Saffron Walden Reporter: Brian Sanders at home in the studio he shares with wife Lizzie.Brian Sanders at home in the studio he shares with wife Lizzie. (Image: Archant)

But the hotshot illustrator responsible is not a Hollywood heavyweight, he’s Brian Sanders, a 75-year-old artist from Littlebury.

The show, set in the stylish world of 1960s advertising, has won a multitude of awards on the other side of the pond, including 15 Emmys and four Golden Globes.

But it had never been marketed using artwork from the era... until creator Matthew Weiner came up with the idea ahead of the hotly-anticipated April return of Don Draper and his colleagues at the Spencer Cooper ad agency.

Weiner tasked his marketing team to come up with a specific look to advertise series six of the show, a trail which led them to Mr Sanders, an illustrator who thrived in the swinging 60s world of advertising in London.

“I was taken right back to those days and it reminded me of when I used to go to drinks parties on a Friday night,” said Mr Sanders, who is still working after a career spanning five decades.

“It almost made me want to reach for a cigarette again!
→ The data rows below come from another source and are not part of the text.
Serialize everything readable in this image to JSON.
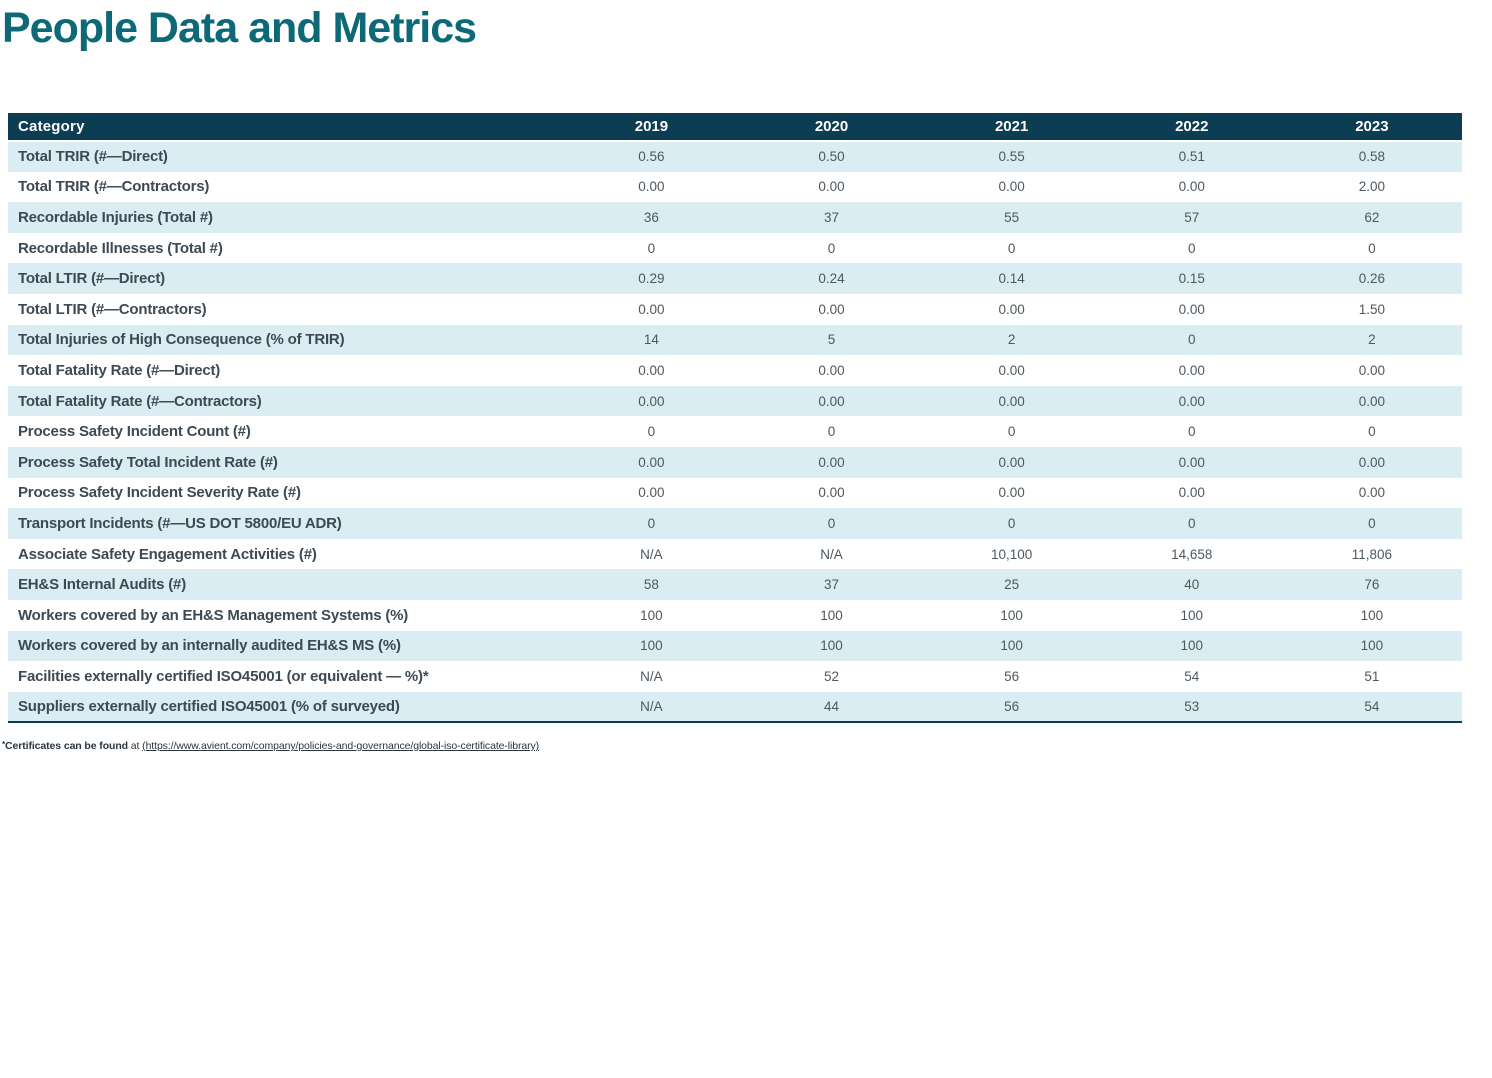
{
  "title": "People Data and Metrics",
  "colors": {
    "title": "#0e6977",
    "header_bg": "#0c3d52",
    "row_alt_bg": "#d9edf2",
    "row_bg": "#ffffff",
    "label_text": "#3d4a53",
    "value_text": "#4e585f",
    "footnote_text": "#2b3640"
  },
  "table": {
    "category_header": "Category",
    "year_headers": [
      "2019",
      "2020",
      "2021",
      "2022",
      "2023"
    ],
    "rows": [
      {
        "category": "Total TRIR (#—Direct)",
        "values": [
          "0.56",
          "0.50",
          "0.55",
          "0.51",
          "0.58"
        ]
      },
      {
        "category": "Total TRIR (#—Contractors)",
        "values": [
          "0.00",
          "0.00",
          "0.00",
          "0.00",
          "2.00"
        ]
      },
      {
        "category": "Recordable Injuries (Total #)",
        "values": [
          "36",
          "37",
          "55",
          "57",
          "62"
        ]
      },
      {
        "category": "Recordable Illnesses (Total #)",
        "values": [
          "0",
          "0",
          "0",
          "0",
          "0"
        ]
      },
      {
        "category": "Total LTIR (#—Direct)",
        "values": [
          "0.29",
          "0.24",
          "0.14",
          "0.15",
          "0.26"
        ]
      },
      {
        "category": "Total LTIR (#—Contractors)",
        "values": [
          "0.00",
          "0.00",
          "0.00",
          "0.00",
          "1.50"
        ]
      },
      {
        "category": "Total Injuries of High Consequence (% of TRIR)",
        "values": [
          "14",
          "5",
          "2",
          "0",
          "2"
        ]
      },
      {
        "category": "Total Fatality Rate (#—Direct)",
        "values": [
          "0.00",
          "0.00",
          "0.00",
          "0.00",
          "0.00"
        ]
      },
      {
        "category": "Total Fatality Rate (#—Contractors)",
        "values": [
          "0.00",
          "0.00",
          "0.00",
          "0.00",
          "0.00"
        ]
      },
      {
        "category": "Process Safety Incident Count (#)",
        "values": [
          "0",
          "0",
          "0",
          "0",
          "0"
        ]
      },
      {
        "category": "Process Safety Total Incident Rate (#)",
        "values": [
          "0.00",
          "0.00",
          "0.00",
          "0.00",
          "0.00"
        ]
      },
      {
        "category": "Process Safety Incident Severity Rate (#)",
        "values": [
          "0.00",
          "0.00",
          "0.00",
          "0.00",
          "0.00"
        ]
      },
      {
        "category": "Transport Incidents (#—US DOT 5800/EU ADR)",
        "values": [
          "0",
          "0",
          "0",
          "0",
          "0"
        ]
      },
      {
        "category": "Associate Safety Engagement Activities (#)",
        "values": [
          "N/A",
          "N/A",
          "10,100",
          "14,658",
          "11,806"
        ]
      },
      {
        "category": "EH&S Internal Audits (#)",
        "values": [
          "58",
          "37",
          "25",
          "40",
          "76"
        ]
      },
      {
        "category": "Workers covered by an EH&S Management Systems (%)",
        "values": [
          "100",
          "100",
          "100",
          "100",
          "100"
        ]
      },
      {
        "category": "Workers covered by an internally audited EH&S MS (%)",
        "values": [
          "100",
          "100",
          "100",
          "100",
          "100"
        ]
      },
      {
        "category": "Facilities externally certified ISO45001 (or equivalent — %)*",
        "values": [
          "N/A",
          "52",
          "56",
          "54",
          "51"
        ]
      },
      {
        "category": "Suppliers externally certified ISO45001 (% of surveyed)",
        "values": [
          "N/A",
          "44",
          "56",
          "53",
          "54"
        ]
      }
    ]
  },
  "footnote": {
    "asterisk": "*",
    "lead": "Certificates can be found",
    "mid": " at ",
    "link": "(https://www.avient.com/company/policies-and-governance/global-iso-certificate-library)"
  }
}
I was working the same sort of hours with a similar brief – it was exactly how it was.”

Examples of Mr Sanders’s work were discovered by Weiner in a book of magazine advertising called Lifestyle Illustration of the 60s – sparking the creator’s imagination for a unique advertising campaign.
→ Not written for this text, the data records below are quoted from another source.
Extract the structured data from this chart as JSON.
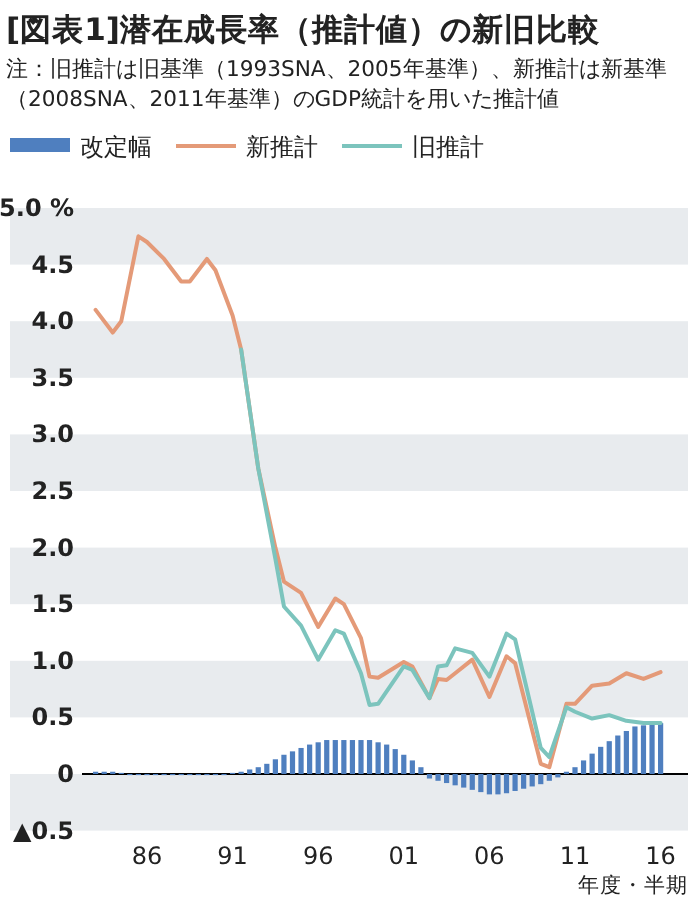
{
  "chart_data": {
    "type": "line",
    "title": "[図表1]潜在成長率（推計値）の新旧比較",
    "subtitle": "注：旧推計は旧基準（1993SNA、2005年基準）、新推計は新基準（2008SNA、2011年基準）のGDP統計を用いた推計値",
    "xlabel": "年度・半期",
    "xlim": [
      1978,
      2017.6
    ],
    "xticks": [
      {
        "value": 1986,
        "label": "86"
      },
      {
        "value": 1991,
        "label": "91"
      },
      {
        "value": 1996,
        "label": "96"
      },
      {
        "value": 2001,
        "label": "01"
      },
      {
        "value": 2006,
        "label": "06"
      },
      {
        "value": 2011,
        "label": "11"
      },
      {
        "value": 2016,
        "label": "16"
      }
    ],
    "ylim": [
      -0.5,
      5.0
    ],
    "yticks": [
      {
        "value": -0.5,
        "label": "▲0.5"
      },
      0,
      {
        "value": 0.5,
        "label": "0.5"
      },
      {
        "value": 1,
        "label": "1.0"
      },
      {
        "value": 1.5,
        "label": "1.5"
      },
      {
        "value": 2,
        "label": "2.0"
      },
      {
        "value": 2.5,
        "label": "2.5"
      },
      {
        "value": 3,
        "label": "3.0"
      },
      {
        "value": 3.5,
        "label": "3.5"
      },
      {
        "value": 4,
        "label": "4.0"
      },
      {
        "value": 4.5,
        "label": "4.5"
      },
      {
        "value": 5,
        "label": "5.0 %"
      }
    ],
    "legend": "top left",
    "bands": [
      {
        "axis": "y",
        "from": -0.5,
        "to": 0,
        "color": "#e8ebee"
      },
      {
        "axis": "y",
        "from": 0.5,
        "to": 1.0,
        "color": "#e8ebee"
      },
      {
        "axis": "y",
        "from": 1.5,
        "to": 2.0,
        "color": "#e8ebee"
      },
      {
        "axis": "y",
        "from": 2.5,
        "to": 3.0,
        "color": "#e8ebee"
      },
      {
        "axis": "y",
        "from": 3.5,
        "to": 4.0,
        "color": "#e8ebee"
      },
      {
        "axis": "y",
        "from": 4.5,
        "to": 5.0,
        "color": "#e8ebee"
      }
    ],
    "ref_lines": [
      {
        "axis": "y",
        "value": 0,
        "color": "#000000"
      }
    ],
    "series": [
      {
        "name": "改定幅",
        "type": "bar",
        "color": "#4f7fbf",
        "x": [
          1983,
          1983.5,
          1984,
          1984.5,
          1985,
          1985.5,
          1986,
          1986.5,
          1987,
          1987.5,
          1988,
          1988.5,
          1989,
          1989.5,
          1990,
          1990.5,
          1991,
          1991.5,
          1992,
          1992.5,
          1993,
          1993.5,
          1994,
          1994.5,
          1995,
          1995.5,
          1996,
          1996.5,
          1997,
          1997.5,
          1998,
          1998.5,
          1999,
          1999.5,
          2000,
          2000.5,
          2001,
          2001.5,
          2002,
          2002.5,
          2003,
          2003.5,
          2004,
          2004.5,
          2005,
          2005.5,
          2006,
          2006.5,
          2007,
          2007.5,
          2008,
          2008.5,
          2009,
          2009.5,
          2010,
          2010.5,
          2011,
          2011.5,
          2012,
          2012.5,
          2013,
          2013.5,
          2014,
          2014.5,
          2015,
          2015.5,
          2016
        ],
        "values": [
          0.02,
          0.02,
          0.02,
          0.01,
          -0.01,
          -0.01,
          -0.01,
          -0.01,
          -0.01,
          -0.01,
          -0.01,
          -0.01,
          -0.01,
          -0.01,
          -0.01,
          -0.01,
          0.01,
          0.02,
          0.04,
          0.06,
          0.09,
          0.13,
          0.17,
          0.2,
          0.23,
          0.26,
          0.28,
          0.3,
          0.3,
          0.3,
          0.3,
          0.3,
          0.3,
          0.28,
          0.26,
          0.22,
          0.17,
          0.12,
          0.06,
          -0.04,
          -0.06,
          -0.08,
          -0.1,
          -0.12,
          -0.14,
          -0.16,
          -0.18,
          -0.18,
          -0.17,
          -0.15,
          -0.13,
          -0.11,
          -0.09,
          -0.06,
          -0.03,
          0.02,
          0.06,
          0.12,
          0.18,
          0.24,
          0.29,
          0.34,
          0.38,
          0.42,
          0.43,
          0.44,
          0.45
        ]
      },
      {
        "name": "新推計",
        "color": "#e49a78",
        "x": [
          1983,
          1984,
          1984.5,
          1985.5,
          1986,
          1987,
          1987.5,
          1988,
          1988.5,
          1989.5,
          1990,
          1991,
          1991.5,
          1992.5,
          1993.5,
          1994,
          1995,
          1996,
          1997,
          1997.5,
          1998.5,
          1999,
          1999.5,
          2001,
          2001.5,
          2002.5,
          2003,
          2003.5,
          2004,
          2005,
          2006,
          2007,
          2007.5,
          2009,
          2009.5,
          2010.5,
          2011,
          2012,
          2013,
          2014,
          2015,
          2016
        ],
        "values": [
          4.1,
          3.9,
          4.0,
          4.75,
          4.7,
          4.55,
          4.45,
          4.35,
          4.35,
          4.55,
          4.45,
          4.05,
          3.75,
          2.7,
          2.0,
          1.7,
          1.6,
          1.3,
          1.55,
          1.5,
          1.2,
          0.86,
          0.85,
          0.99,
          0.95,
          0.67,
          0.84,
          0.83,
          0.89,
          1.01,
          0.68,
          1.04,
          0.98,
          0.09,
          0.06,
          0.62,
          0.62,
          0.78,
          0.8,
          0.89,
          0.84,
          0.9
        ]
      },
      {
        "name": "旧推計",
        "color": "#7cc4bd",
        "x": [
          1991.5,
          1992.5,
          1993.5,
          1994,
          1995,
          1996,
          1997,
          1997.5,
          1998.5,
          1999,
          1999.5,
          2001,
          2001.5,
          2002.5,
          2003,
          2003.5,
          2004,
          2005,
          2006,
          2007,
          2007.5,
          2009,
          2009.5,
          2010.5,
          2011,
          2012,
          2013,
          2014,
          2015,
          2016
        ],
        "values": [
          3.75,
          2.7,
          1.9,
          1.48,
          1.31,
          1.01,
          1.27,
          1.24,
          0.89,
          0.61,
          0.62,
          0.95,
          0.92,
          0.67,
          0.95,
          0.96,
          1.11,
          1.07,
          0.86,
          1.24,
          1.19,
          0.23,
          0.15,
          0.59,
          0.55,
          0.49,
          0.52,
          0.47,
          0.45,
          0.45
        ]
      }
    ]
  }
}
In a quirky twist of fate, Mr Sanders was already a fan of the programme, having been given a DVD by his step-daughter and best-selling author Jojo Moyes before the Mad Men team came calling.
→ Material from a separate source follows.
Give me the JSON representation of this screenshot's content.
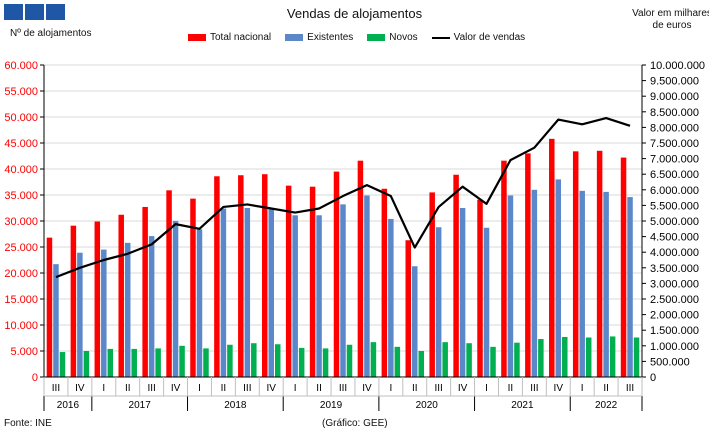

He added: “It was funny because Jojo was actually in Los Angeles negotiating the film rights to one of her books while I was designing the Mad Men poster – so there were two members of the family working in Hollywood at the same time. It was Saffron Walden does Hollywood!

“Jojo bought me the first series of the show and I’m a big fan – they got it absolutely right. It portrays exactly what life was like in the world of advertising in the 60s, even though I was in London and it’s set in New York. The only difference was the skyscrapers!”

Despite his new-found fame – having been inundated with phone calls and knocks at his door from the BBC, ITV and New York Times to name but a few – it’s not the first time the Littlebury resident has had a taste of life in the Hollywood spotlight.

In 1966 Stanley Kubrick offered him complete access to the set and filming of 2001: A Space Odyssey.

“Kubrick is a hero to most filmmakers and 2001 was one of the great iconic films. It was wonderful to be given a brief to draw whatever I wanted – he didn’t stipulate anything.

“I signed the rights for everything over to him and assumed he would use them for publishing purposes but he didn’t. Only one or two drawings ever saw the light of day.”

Mr Sanders told the Reporter it had been “extraordinary” to watch his latest work spread rapidly across the globe to much critical acclaim.

But his greatest compliment came from wife Lizzie, who said: “Brian was one of the most influential illustrators in the 60s and the work he was doing at the time was ground-breaking.

“I remember looking at his drawings in Honey magazine as a teenager and just being mesmerised by them. This was before I met him but he was doing something that was so different to anyone else and it really captured the essence of the 60s.”